O grande problema não é somente isso. O fechamento da Rio Branco para veículos automotivos representa também um violento desperdício financeiro, que poderia ser aproveitado, isso sim, para medidas mais dignas de Primeiro Mundo, como a despoluição da Baía da Guanabara e do Oceano Atlântico, para a substituição de favelas por casas populares. Isso sim, por trazer qualidade de vida para o povo, seria elevar o Rio de Janeiro para o nível primeiro-mundista sonhado.

Mas se Paes se preocupa mais com equívocos como pintar os ônibus de um mesmo uniforme - variando apenas conforme o tipo de ônibus ou percurso, mas sempre transformando os coletivos na mesmice fardada que já vemos em Curitiba, São Paulo e Belo Horizonte - ou fechar a grande e movimentada avenida Rio Branco, enquanto no caminho entre o Galeão e o Centro do Rio estão gigantescas áreas de favelas, e a Baía da Guanabara mostra uma poluição gritante. Mas Paes, político novato e relativamente inexperiente, talvez tenha que aprender, no futuro, com os erros que se mostrarão mais evidentes e desastrosos no decorrer dos tempos.

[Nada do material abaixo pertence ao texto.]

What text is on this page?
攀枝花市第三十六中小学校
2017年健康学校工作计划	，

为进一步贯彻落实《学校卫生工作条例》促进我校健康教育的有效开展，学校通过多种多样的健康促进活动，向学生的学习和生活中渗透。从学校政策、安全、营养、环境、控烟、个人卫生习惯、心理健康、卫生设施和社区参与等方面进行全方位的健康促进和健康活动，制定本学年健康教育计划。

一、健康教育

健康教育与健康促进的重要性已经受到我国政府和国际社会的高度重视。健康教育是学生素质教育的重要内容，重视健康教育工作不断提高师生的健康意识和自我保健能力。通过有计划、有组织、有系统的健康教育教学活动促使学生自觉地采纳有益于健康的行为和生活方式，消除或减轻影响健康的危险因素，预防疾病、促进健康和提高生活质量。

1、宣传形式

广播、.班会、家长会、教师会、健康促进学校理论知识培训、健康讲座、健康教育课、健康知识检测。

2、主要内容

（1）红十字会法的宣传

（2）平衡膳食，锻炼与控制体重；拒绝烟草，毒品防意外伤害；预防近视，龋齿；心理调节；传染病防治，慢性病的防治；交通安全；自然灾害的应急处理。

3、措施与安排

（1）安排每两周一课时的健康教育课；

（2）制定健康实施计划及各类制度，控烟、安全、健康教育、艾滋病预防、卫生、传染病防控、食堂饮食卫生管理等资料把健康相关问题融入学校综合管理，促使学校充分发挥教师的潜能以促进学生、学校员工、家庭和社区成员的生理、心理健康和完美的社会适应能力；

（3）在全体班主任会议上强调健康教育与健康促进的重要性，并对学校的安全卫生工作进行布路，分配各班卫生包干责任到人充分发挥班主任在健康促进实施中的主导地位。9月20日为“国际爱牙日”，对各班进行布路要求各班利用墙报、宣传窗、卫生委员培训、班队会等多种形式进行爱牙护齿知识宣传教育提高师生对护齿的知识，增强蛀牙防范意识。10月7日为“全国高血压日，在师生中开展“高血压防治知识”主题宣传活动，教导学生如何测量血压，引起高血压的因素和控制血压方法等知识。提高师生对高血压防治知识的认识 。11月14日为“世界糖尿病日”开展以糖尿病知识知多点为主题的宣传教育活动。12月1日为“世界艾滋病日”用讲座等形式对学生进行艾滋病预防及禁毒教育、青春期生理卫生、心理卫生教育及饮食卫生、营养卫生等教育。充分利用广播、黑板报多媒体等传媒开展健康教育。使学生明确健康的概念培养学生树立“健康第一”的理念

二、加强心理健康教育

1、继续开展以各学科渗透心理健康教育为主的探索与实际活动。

FONTE: O KYLOCYCLO (blog) - http://okylocyclo.blogspot.com - , com adaptações feitas pelo autor.

REFERÊNCIAS BIBLIOGRÁFICAS

MOTTA, Lia. A apropriação do patrimônio urbano: do estético estilístico nacional ao consumo visual global. In: ARANTES, Antônio A. O espaço da diferença. Campinas: Papirus, 2000.

ZUKIN, Sharon. Paisagens urbanas pós-modernas: mapeando cultura e poder. In: ARANTES, Antônio A. O espaço da diferença. Campinas: Papirus, 2000.